EL TEMOR DE QUE EL FUEGO PASARA AL OTRO LADO DE LA RUTA
Ceniza bajo un sol rojo
Y, de repente, el sol se puso rojo.
Durante la tarde del miércoles, pasadas las 17, la esfera en el cielo se tiñó de un colorado incandescente.
El fuego, el humo, todo se confabuló para ofrecer un panorama apocalíptico.
Cerca del acceso a Río Villegas, en la zona de Cañadón de la Mosca había un aire pesado, con ceniza que hacía entrecerrar los ojos, mientras arriba aquella bola se mostraba encendida.
Más allá de los problemas de visibilidad por el humo, el verdadero temor lo causaba la posibilidad de que el fuego cruzara la ruta 40, no como pasó en Las Golondrinas, en marzo, cuando las llamas “caminaron” sobre el asfalto de un lado al otro, sino por la abundancia de pavesa, tal la denominación de esas partecillas ligeras que saltan de una materia inflamada.
Así, la lluvia que se observaba en ese momento no era la de agua tan deseada, sino que caían trozos pequeños de hojas negruzcas.
La llamada columna convectiva, que es la conformada por los gases y el humo, es la que eleva aquellas partes chamuscadas, que luego, al enfrentar en las alturas el cambio de temperatura, caen sin rumbo fijo, hacia donde el viento las impulse.
Y ese soplido, en horas de la tarde, las dirigía hacia el otro lado del incendio de las cercanías de los lagos Steffen y Martin, o sea, para el sector opuesto de la ruta.
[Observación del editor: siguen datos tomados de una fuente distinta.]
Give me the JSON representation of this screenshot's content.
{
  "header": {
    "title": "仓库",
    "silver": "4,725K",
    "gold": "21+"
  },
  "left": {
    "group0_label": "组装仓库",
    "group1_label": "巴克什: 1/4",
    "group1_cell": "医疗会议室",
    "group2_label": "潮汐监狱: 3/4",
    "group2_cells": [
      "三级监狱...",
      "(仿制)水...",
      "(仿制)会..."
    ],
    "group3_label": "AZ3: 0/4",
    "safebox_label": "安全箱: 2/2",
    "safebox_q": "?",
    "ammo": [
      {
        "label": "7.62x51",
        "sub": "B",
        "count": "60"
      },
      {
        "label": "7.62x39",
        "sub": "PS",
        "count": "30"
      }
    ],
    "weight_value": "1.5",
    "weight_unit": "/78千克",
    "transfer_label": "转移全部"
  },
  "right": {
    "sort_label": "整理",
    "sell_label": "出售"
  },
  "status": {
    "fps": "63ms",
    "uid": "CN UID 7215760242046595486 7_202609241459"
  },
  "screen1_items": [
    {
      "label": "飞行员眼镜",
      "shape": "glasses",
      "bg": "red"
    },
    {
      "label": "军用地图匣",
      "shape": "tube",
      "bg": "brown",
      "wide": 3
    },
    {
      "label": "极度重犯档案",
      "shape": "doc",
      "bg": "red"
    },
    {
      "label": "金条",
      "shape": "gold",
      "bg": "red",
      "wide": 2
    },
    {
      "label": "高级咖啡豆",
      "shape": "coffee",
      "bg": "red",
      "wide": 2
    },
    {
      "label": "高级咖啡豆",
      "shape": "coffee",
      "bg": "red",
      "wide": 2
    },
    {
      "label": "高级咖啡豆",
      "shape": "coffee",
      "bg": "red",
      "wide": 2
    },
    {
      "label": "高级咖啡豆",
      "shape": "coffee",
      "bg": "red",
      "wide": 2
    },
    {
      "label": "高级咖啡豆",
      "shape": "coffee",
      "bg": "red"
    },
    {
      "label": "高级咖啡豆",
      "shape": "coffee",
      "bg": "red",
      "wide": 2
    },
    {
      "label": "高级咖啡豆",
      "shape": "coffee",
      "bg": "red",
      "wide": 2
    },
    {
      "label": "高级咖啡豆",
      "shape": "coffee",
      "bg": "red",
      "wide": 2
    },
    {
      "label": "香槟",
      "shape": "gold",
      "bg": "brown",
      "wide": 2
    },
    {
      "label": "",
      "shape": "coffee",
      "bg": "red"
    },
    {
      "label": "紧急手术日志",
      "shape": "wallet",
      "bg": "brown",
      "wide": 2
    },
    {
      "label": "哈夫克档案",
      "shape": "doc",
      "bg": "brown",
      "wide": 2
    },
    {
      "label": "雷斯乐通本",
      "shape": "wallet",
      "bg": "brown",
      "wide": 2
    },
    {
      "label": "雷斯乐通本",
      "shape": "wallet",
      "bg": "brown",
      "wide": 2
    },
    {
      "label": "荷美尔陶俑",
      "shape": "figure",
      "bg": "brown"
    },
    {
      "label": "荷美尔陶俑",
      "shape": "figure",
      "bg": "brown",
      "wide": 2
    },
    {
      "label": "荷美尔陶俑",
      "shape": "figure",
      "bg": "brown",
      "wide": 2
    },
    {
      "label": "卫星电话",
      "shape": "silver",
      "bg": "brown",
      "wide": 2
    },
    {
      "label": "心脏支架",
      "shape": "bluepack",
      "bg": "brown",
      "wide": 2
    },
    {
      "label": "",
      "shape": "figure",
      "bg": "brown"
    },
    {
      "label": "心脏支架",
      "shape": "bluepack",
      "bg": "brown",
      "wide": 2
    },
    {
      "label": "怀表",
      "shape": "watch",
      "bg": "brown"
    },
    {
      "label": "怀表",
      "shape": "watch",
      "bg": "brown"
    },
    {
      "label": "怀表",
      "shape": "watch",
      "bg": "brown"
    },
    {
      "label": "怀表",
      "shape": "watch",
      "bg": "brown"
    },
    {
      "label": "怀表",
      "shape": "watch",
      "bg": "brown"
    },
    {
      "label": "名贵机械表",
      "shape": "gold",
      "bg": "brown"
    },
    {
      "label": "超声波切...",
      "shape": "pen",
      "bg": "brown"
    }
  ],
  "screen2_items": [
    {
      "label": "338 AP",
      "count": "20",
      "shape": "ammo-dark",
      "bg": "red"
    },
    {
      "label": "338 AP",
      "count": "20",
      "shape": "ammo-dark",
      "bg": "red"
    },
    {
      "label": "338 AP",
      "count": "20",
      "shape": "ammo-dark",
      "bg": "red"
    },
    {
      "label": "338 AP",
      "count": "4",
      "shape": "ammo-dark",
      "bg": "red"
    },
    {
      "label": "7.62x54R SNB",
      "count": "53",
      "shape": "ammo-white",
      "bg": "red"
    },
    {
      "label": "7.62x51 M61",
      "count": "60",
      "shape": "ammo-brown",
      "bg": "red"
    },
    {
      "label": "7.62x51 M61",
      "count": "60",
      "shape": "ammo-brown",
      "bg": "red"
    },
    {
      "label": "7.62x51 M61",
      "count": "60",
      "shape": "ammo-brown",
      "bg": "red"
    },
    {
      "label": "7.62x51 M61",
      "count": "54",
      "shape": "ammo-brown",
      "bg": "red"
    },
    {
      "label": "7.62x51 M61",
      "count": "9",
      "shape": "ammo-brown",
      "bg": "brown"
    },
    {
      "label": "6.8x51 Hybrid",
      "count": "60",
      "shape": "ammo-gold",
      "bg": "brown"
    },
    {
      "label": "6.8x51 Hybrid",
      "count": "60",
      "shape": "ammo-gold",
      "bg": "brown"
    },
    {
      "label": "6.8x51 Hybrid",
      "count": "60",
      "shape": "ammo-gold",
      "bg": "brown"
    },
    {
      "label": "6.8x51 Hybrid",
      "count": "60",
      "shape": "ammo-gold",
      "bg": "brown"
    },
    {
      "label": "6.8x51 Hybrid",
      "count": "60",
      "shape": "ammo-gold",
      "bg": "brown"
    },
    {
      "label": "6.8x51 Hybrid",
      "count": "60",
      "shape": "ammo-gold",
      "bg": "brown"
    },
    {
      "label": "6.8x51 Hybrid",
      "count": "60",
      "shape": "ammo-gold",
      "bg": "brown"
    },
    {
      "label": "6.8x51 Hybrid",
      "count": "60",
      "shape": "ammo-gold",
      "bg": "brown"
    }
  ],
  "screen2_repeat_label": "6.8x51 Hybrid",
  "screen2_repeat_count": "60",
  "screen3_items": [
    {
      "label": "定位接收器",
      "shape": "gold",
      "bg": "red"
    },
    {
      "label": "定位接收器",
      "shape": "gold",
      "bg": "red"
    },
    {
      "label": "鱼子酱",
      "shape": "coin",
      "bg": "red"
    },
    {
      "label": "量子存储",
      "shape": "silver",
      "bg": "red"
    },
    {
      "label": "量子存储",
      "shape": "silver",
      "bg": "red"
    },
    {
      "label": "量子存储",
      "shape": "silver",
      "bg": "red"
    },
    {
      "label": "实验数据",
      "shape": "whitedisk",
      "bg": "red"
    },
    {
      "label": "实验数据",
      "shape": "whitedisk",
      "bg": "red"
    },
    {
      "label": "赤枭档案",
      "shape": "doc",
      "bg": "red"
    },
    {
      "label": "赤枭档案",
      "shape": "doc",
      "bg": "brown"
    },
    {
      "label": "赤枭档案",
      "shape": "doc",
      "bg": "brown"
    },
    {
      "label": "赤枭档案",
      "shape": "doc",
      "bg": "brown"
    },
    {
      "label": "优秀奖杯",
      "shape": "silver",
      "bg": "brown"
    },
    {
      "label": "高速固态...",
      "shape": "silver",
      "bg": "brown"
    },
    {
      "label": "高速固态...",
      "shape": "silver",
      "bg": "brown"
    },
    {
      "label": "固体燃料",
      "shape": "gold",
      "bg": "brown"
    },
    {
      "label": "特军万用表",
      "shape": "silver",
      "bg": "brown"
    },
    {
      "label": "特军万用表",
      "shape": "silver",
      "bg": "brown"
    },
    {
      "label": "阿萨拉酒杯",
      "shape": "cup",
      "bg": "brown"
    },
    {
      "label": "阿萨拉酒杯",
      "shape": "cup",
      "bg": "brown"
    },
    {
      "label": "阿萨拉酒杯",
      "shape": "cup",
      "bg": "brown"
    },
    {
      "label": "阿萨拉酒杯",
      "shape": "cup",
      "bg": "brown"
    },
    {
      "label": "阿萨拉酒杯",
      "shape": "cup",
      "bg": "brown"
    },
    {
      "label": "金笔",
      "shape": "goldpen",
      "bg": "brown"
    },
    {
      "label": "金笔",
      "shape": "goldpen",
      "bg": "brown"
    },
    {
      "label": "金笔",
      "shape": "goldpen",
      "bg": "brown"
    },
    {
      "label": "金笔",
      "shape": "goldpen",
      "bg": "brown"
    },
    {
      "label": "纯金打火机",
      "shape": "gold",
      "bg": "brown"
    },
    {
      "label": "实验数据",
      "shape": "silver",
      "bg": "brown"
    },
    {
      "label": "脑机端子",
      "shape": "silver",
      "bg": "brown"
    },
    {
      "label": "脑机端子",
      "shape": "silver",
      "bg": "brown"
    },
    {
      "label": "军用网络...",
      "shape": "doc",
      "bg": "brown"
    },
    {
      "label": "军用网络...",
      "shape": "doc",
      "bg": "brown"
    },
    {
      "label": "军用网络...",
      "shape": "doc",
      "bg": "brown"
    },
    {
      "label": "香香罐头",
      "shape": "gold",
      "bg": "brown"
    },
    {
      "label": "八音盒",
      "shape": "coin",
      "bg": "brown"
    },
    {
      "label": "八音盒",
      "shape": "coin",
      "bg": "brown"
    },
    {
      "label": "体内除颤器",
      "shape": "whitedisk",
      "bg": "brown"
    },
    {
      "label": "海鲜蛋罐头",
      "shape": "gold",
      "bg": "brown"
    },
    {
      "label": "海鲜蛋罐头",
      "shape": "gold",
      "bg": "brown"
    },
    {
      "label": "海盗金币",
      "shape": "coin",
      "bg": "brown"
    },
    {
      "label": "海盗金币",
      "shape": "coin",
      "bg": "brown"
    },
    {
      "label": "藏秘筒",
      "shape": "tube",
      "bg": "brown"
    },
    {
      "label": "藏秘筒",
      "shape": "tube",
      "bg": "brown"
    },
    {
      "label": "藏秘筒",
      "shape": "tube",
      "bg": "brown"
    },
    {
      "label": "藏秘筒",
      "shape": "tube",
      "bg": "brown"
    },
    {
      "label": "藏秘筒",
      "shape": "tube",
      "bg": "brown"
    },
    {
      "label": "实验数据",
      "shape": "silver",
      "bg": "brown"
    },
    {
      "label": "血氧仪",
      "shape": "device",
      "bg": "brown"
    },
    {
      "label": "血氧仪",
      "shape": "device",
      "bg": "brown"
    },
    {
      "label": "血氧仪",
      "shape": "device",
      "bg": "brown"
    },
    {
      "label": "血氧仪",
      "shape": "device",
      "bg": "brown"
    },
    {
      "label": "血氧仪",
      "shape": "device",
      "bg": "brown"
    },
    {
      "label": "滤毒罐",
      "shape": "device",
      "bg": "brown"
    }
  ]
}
El miedo era que esos restos, aún calientes, cayeran en un área que los recibiera con elementos forestales combustibles.
“Son hojas de radal, maitén, ciprés, a veces ramitas, que en ocasiones caen prendidos, y eso es lo que genera focos secundarios. El viento, la poca humedad que hay en el terreno y demás, todo hace que empiece a quemar”, detalló Gustavo Quilodran, jefe de cuadrilla de Incendios, Comunicaciones y Emergencias (ICE) del Parque Nacional Nahuel Huapi.
Ante este panorama, se apuntó a trabajar sobre la seccional Villegas de Guardaparques, del mismo lado de la ruta donde se encuentra el fuego -aunque alejado de él-, y en una vivienda del sector opuesto, la única en ese sitio, donde vive un hombre de setenta y pico de años.
“La tarea preventiva consiste en hacer un raleo alrededor de la casa, desde una distancia de veinte metros aproximadamente. Cortamos el matorral, todo lo que es combustible alto, para que quede lo más bajo posible”, explicó Quilodran.
“Además, lo mismo se hace en el perímetro de los corrales de los animales”, añadió, para luego indicar: “También, en la medida que se pueda, se humedece todo el lugar, para que si caen chispas o pavesas se apaguen”.
El brigadista contó: “Ingresé a Parques en el 2010, pero trabajo desde 2002 en el combate de incendios, porque primero estaba en el SPLIF (Servicio de Prevención y Lucha contra Incendios Forestales)”.
Con una amplia experiencia en el tema, acostumbrado a estar frente a las llamas, dice que “todos los incendios se comportan del mismo modo”, aunque aclaró que el que azota a la zona en la actualidad tiene una particularidad: la presencia de población en los alrededores.
En ese sentido, expuso: “Está la gente que vive en El Manso, en Villegas… Salvo lo que sucedió en Golondrinas, que fue un desastre, no se vio algo así. Porque acá lo que hay es un incendio que comenzó como netamente forestal, iniciado en un lugar intangible, que se está transformando en de interfase (los que se desarrollan en áreas contiguas urbanas-rurales, o donde se entremezcla la vegetación con estructuras edilicias como casas, establecimientos agrícolas y demás); es decir que está latente la posibilidad de que queme viviendas”.
Igualmente, aclaró que la zona de Villegas, que es el sector poblado más cercano al fuego, se encontraba, todavía, “a unos cuatro kilómetros de las llamas”.
“Todo depende de la dirección del viento”, expresó.
Quilodran tiene treinta y siete años, y sabe que su profesión es complicada, incluso desde lo emotivo. Tiene una hija de un año y medio, y el 24 de diciembre estuvo hasta último momento con la duda de si podría pasar Navidad en familia.
Finalmente, sí, recibió a Papá Noel junto a su niña, y al día siguiente regresó a combatir el fuego.